John Gouverneur Mosher, who wrote extensively on Japanese culture, died on September 27, 2012 at his home in Arlington, Virginia. He was 77. The cause was cardiac arrest.
Mr. Mosher graduated cum laude from South Kent School. He entered Princeton University and enrolled in the Naval Reserve Officers Training Corps. Upon graduation from Princeton, he went on active duty at the U.S. Naval Communications Station at Kamiseya in Japan where he developed a love of Japanese language, history and culture. He became proficient in Japanese and married Nadeshiko Yamaguchi. His most important work was Kyoto, A Contemplative Guide which remained in print continuously from 1964 to 1999. He was motivated by his disappointment in the books available at that time on Kyoto. It told the story of Kyoto's history through studying a succession of temples and palaces. One reader called the book "the best guide to anything, anywhere." Other works included Japan Caught Passing, Japanische Postamter in China und der Mandschurei mit Kwantung 1876-1922 (in German) and Japanese Post Offices in China and Manchuria. Mr. Mosher became a recognized expert on Japanese postage stamps and over the years wrote 22 articles on this subject for a German Philatelic magazine – all in German.
Mr. Mosher lived for nearly 20 years near Salzburg, Austria where he taught skiing and sang in the Salzburg Opera.

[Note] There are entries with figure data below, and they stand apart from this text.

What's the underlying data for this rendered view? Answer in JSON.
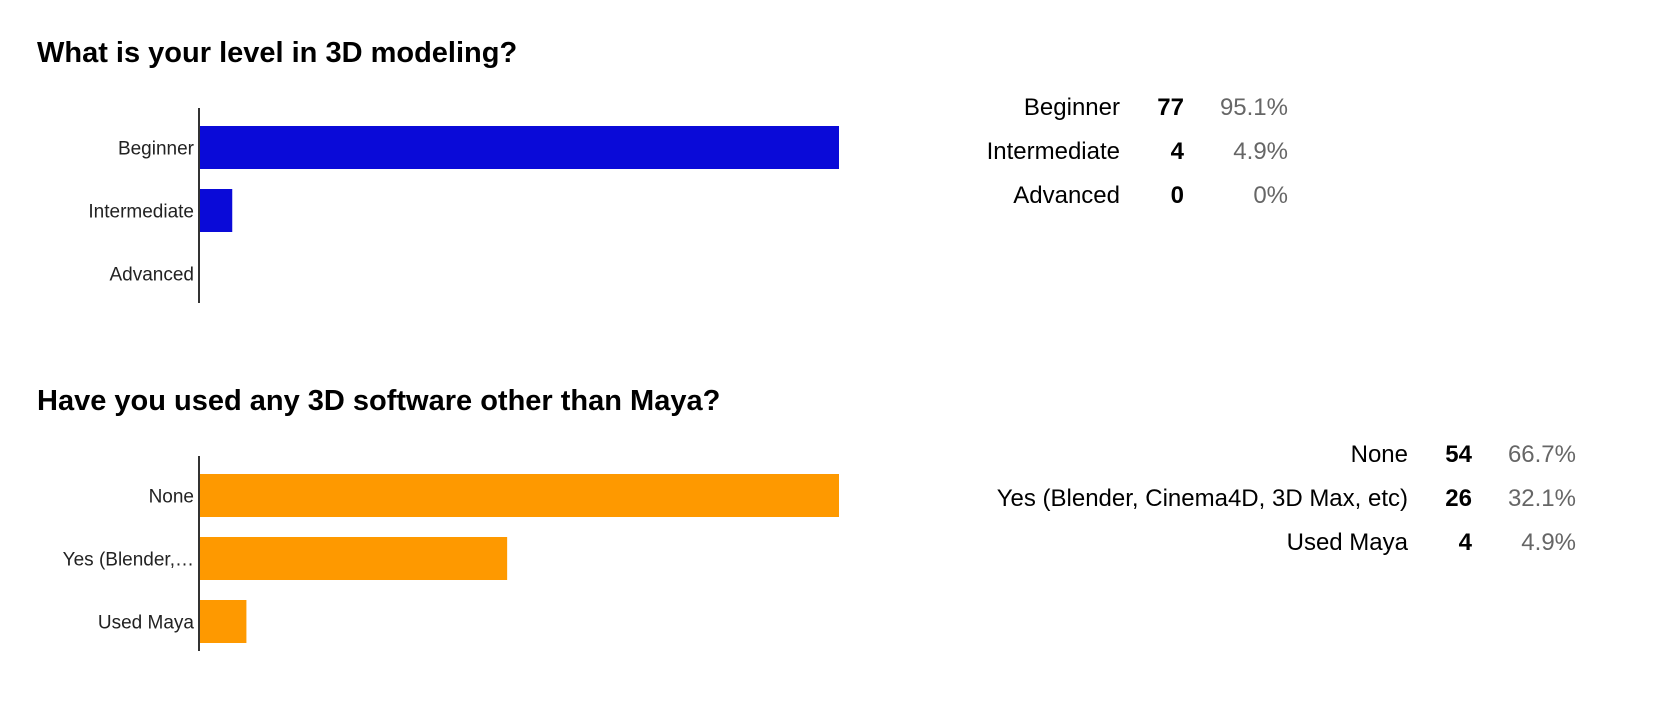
{
  "questions": [
    {
      "title": "What is your level in 3D modeling?",
      "bar_color": "#0a0ad8",
      "rows": [
        {
          "axis_label": "Beginner",
          "label": "Beginner",
          "count": "77",
          "percent": "95.1%"
        },
        {
          "axis_label": "Intermediate",
          "label": "Intermediate",
          "count": "4",
          "percent": "4.9%"
        },
        {
          "axis_label": "Advanced",
          "label": "Advanced",
          "count": "0",
          "percent": "0%"
        }
      ]
    },
    {
      "title": "Have you used any 3D software other than Maya?",
      "bar_color": "#fe9900",
      "rows": [
        {
          "axis_label": "None",
          "label": "None",
          "count": "54",
          "percent": "66.7%"
        },
        {
          "axis_label": "Yes (Blender,…",
          "label": "Yes (Blender, Cinema4D, 3D Max, etc)",
          "count": "26",
          "percent": "32.1%"
        },
        {
          "axis_label": "Used Maya",
          "label": "Used Maya",
          "count": "4",
          "percent": "4.9%"
        }
      ]
    }
  ],
  "chart_data": [
    {
      "type": "bar",
      "orientation": "horizontal",
      "title": "What is your level in 3D modeling?",
      "categories": [
        "Beginner",
        "Intermediate",
        "Advanced"
      ],
      "values": [
        77,
        4,
        0
      ],
      "percentages": [
        "95.1%",
        "4.9%",
        "0%"
      ],
      "color": "#0a0ad8",
      "xlim": [
        0,
        77
      ],
      "grid": false,
      "legend": "none"
    },
    {
      "type": "bar",
      "orientation": "horizontal",
      "title": "Have you used any 3D software other than Maya?",
      "categories": [
        "None",
        "Yes (Blender, Cinema4D, 3D Max, etc)",
        "Used Maya"
      ],
      "values": [
        54,
        26,
        4
      ],
      "percentages": [
        "66.7%",
        "32.1%",
        "4.9%"
      ],
      "color": "#fe9900",
      "xlim": [
        0,
        54
      ],
      "grid": false,
      "legend": "none"
    }
  ]
}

On his return to the United States in 1983, he joined USIA where he directed overseas cultural and policy programs. He and one staffer, Saul Gefter, arranged for one Afghan per province to be taught print, video and voice media skills. The International Herald Tribune reported in 1989 nine "dirty tricks" by the Americans which forced the Soviets to leave Afghanistan. One of the "dirty tricks" was his project which the Soviets called a "Dirty American propaganda campaign against the peaceful intentions of the Soviet Union . . ."
While at USIA, Mr. Mosher also served as United States member, U.S. Olympic Committee. In 1988 he became International Director, Special Olympics International. He negotiated official recognition by National Olympic Committees on site in many countries such as Brazil, USSR, Germany, The Gambia, Cote d'Ivoire, Austria and Latvia. Traveling to many parts of the world with Sargent Shriver, he helped expand the Special Olympics program from 57 to 119 countries.
He retired in 1992.
Mr. Mosher continued to write extensively in retirement. He authored Unavoidable Germans: Art vs. Politics, and the Consequences which described how a man such as Hitler could become the dictator of a country known for its philosophers, artists and musicians. He also contributed editorial columns under the banner, desde Washington, for the newspaper El Informador in in Guadalajara, Mexico. A selection of these columns was later published in his book, 2000 desde Washington.
Mr. Mosher was a founding board member of Post-Classical Ensemble. He worked closely with Music Director Angel Gil-Ordonez and Artistic Director Joseph Horowitz to make the ensemble a highly successful pioneering experimental musical laboratory in the Washington, DC cultural arena.
Mr. Mosher's first marriage ended in divorce. He is survived by Diane Lewis, his wife of 27 years.